I am the living bread that came down from heaven. Whoever eats of this bread will live forever; and the bread that I will give for the life of the world is my flesh.” The Jews then disputed among themselves, saying, “How can this man give us his flesh to eat?” So Jesus said to them, “Very truly, I tell you, unless you eat the flesh of the Son of Man and drink his blood, you have no life in you. Those who eat my flesh and drink my blood have eternal life, and I will raise them up on the last day; for my flesh is true food and my blood is true drink. Those who eat my flesh and drink my blood abide in me, and I in them. Just as the living Father sent me, and I live because of the Father, so whoever eats me will live because of me. This is the bread that came down from heaven, not like that which your ancestors ate, and they died. But the one who eats this bread will live forever.”

 

John 6:51-58 (NRSV)

 

Message: Yes, the words from John are familiar. They are the same offered at the last supper and when we share in the memory of that event there is a certain intimacy.

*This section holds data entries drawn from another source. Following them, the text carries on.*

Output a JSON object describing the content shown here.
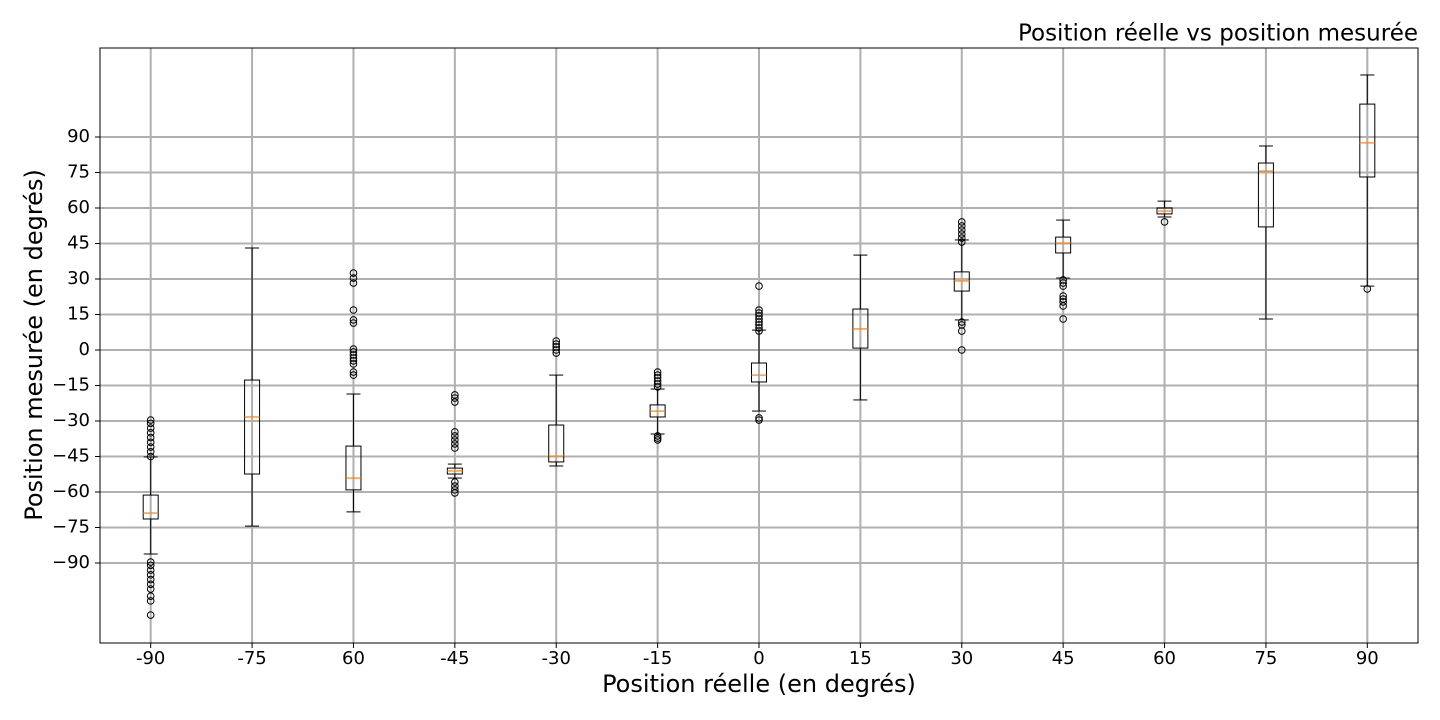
{
  "chart_data": {
    "type": "box",
    "title": "Position réelle vs position mesurée",
    "x_label": "Position réelle (en degrés)",
    "y_label": "Position mesurée (en degrés)",
    "categories": [
      "-90",
      "-75",
      "60",
      "-45",
      "-30",
      "-15",
      "0",
      "15",
      "30",
      "45",
      "60",
      "75",
      "90"
    ],
    "boxes": [
      {
        "whislo": -86.2,
        "q1": -71.4,
        "med": -68.9,
        "q3": -61.3,
        "whishi": -45.2,
        "fliers": [
          -29.6,
          -31,
          -33,
          -35,
          -37,
          -39,
          -41,
          -43,
          -45,
          -89.6,
          -91,
          -93,
          -95,
          -97,
          -99,
          -101,
          -104,
          -106,
          -112
        ]
      },
      {
        "whislo": -74.4,
        "q1": -52.4,
        "med": -28.3,
        "q3": -12.7,
        "whishi": 43.1,
        "fliers": []
      },
      {
        "whislo": -68.4,
        "q1": -59.1,
        "med": -54.1,
        "q3": -40.6,
        "whishi": -18.6,
        "fliers": [
          32.5,
          30.4,
          28.3,
          16.9,
          12.7,
          11.4,
          0.4,
          -0.8,
          -2.1,
          -3.4,
          -4.6,
          -5.9,
          -9.3,
          -10.6
        ]
      },
      {
        "whislo": -54.1,
        "q1": -52.4,
        "med": -51.1,
        "q3": -49.9,
        "whishi": -48.2,
        "fliers": [
          -19,
          -20.3,
          -22,
          -34.6,
          -36.3,
          -38,
          -39.7,
          -41.4,
          -55.8,
          -57.5,
          -59.1,
          -60.4
        ]
      },
      {
        "whislo": -49,
        "q1": -47.3,
        "med": -44.8,
        "q3": -31.7,
        "whishi": -10.6,
        "fliers": [
          3.8,
          2.5,
          1.3,
          0,
          -1.3
        ]
      },
      {
        "whislo": -35.5,
        "q1": -28.3,
        "med": -25.8,
        "q3": -23.2,
        "whishi": -16.5,
        "fliers": [
          -9.3,
          -10.6,
          -11.8,
          -13.1,
          -14.4,
          -15.6,
          -36.3,
          -37.2,
          -38
        ]
      },
      {
        "whislo": -25.8,
        "q1": -13.5,
        "med": -10.6,
        "q3": -5.5,
        "whishi": 8.4,
        "fliers": [
          27,
          16.9,
          15.6,
          14.4,
          13.1,
          11.8,
          10.6,
          9.3,
          8,
          -28.7,
          -29.6
        ]
      },
      {
        "whislo": -21.1,
        "q1": 0.8,
        "med": 8.9,
        "q3": 17.3,
        "whishi": 40.1,
        "fliers": []
      },
      {
        "whislo": 12.7,
        "q1": 24.9,
        "med": 29.2,
        "q3": 33,
        "whishi": 46.5,
        "fliers": [
          54.1,
          52.4,
          50.7,
          49,
          47.3,
          45.6,
          11.8,
          10.6,
          8,
          0
        ]
      },
      {
        "whislo": 30.4,
        "q1": 41,
        "med": 45.2,
        "q3": 47.7,
        "whishi": 54.9,
        "fliers": [
          29.6,
          28.3,
          27,
          22.8,
          21.5,
          20.3,
          18.6,
          13.1
        ]
      },
      {
        "whislo": 56.2,
        "q1": 57.5,
        "med": 58.7,
        "q3": 60,
        "whishi": 62.9,
        "fliers": [
          54.1
        ]
      },
      {
        "whislo": 13.1,
        "q1": 52,
        "med": 75.6,
        "q3": 79,
        "whishi": 86.2,
        "fliers": []
      },
      {
        "whislo": 27,
        "q1": 73.1,
        "med": 87.5,
        "q3": 103.9,
        "whishi": 116.2,
        "fliers": [
          25.8
        ]
      }
    ],
    "box_color": "#000000",
    "median_color": "#ff7f0e",
    "ylim": [
      -123.8,
      127.6
    ],
    "yticks": [
      {
        "value": -90,
        "label": "−90"
      },
      {
        "value": -75,
        "label": "−75"
      },
      {
        "value": -60,
        "label": "−60"
      },
      {
        "value": -45,
        "label": "−45"
      },
      {
        "value": -30,
        "label": "−30"
      },
      {
        "value": -15,
        "label": "−15"
      },
      0,
      15,
      30,
      45,
      60,
      75,
      90
    ],
    "grid": true
  }
}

But there is a difference in the context of John 6 and the events in the upper room at the Passover. Jesus’s words in today’s text were separated from the direct thought of the Paschal Lamb’s blood being spilled. Jesus had just fed the 5000 by multiply the loaves and fishes. Those who had experienced this miracle were now gathering around him, as the Israelites gathered around Moses, looking for physical sustainous not spiritual food. And Jesus tells them that such food as they are seeking is like manna and cannot last. Instead they need the whole being…the whole Word…the very flesh and blood of Christ in them. They must abide in God and God in them. Interpretation of these words varies but the response to them when first uttered was that they were too graphic. The offer though on another level is a surprising description of the permanent participation of one life in another that is worthy of our meditation. Of course, Jews disputed among themselves the words then and they still are the focus of a lot of debate. But really, what is being said? It seems that Jesus is giving the disciples and the followers a direct command like the one Moses gave to the Israelites to eat the manna; and so, in a likewise fashion, we hear in today’s scripture Jesus telling the Jewish crowd in front of him, to eat his body. Now in retrospect I believe we can say that Jesus is foreshadowing, not only the events of his death on the cross to come, but also of his atoning act of sacrifice for our sins through that event. But the crowds and even the disciples missed all this at the time. Even today the reality of Christ’s presence at the Eucharist is beyond our comprehension. Still I think the message here is that we too are to join with Christ as a living sacrifice of our self-will so that we might be set free. That is one good reason to remember Christ every time we eat.

 

Pray we have a healthy appetite for what is truly nutritious. Pray we realize the solemn and sober truth about eternity. Pray we thank Jesus for teaching us how to have a life worth living. Pray we thank Jesus for the experience of communion and its shared personal fellowship with the divine. Pray we remember the sacrifice of Jesus on the cross and the symbolism of the bread and wine. Pray we eat, live and abide in the love of God. Pray we proclaim God’s work of creation, redemption and sanctification in us until his return.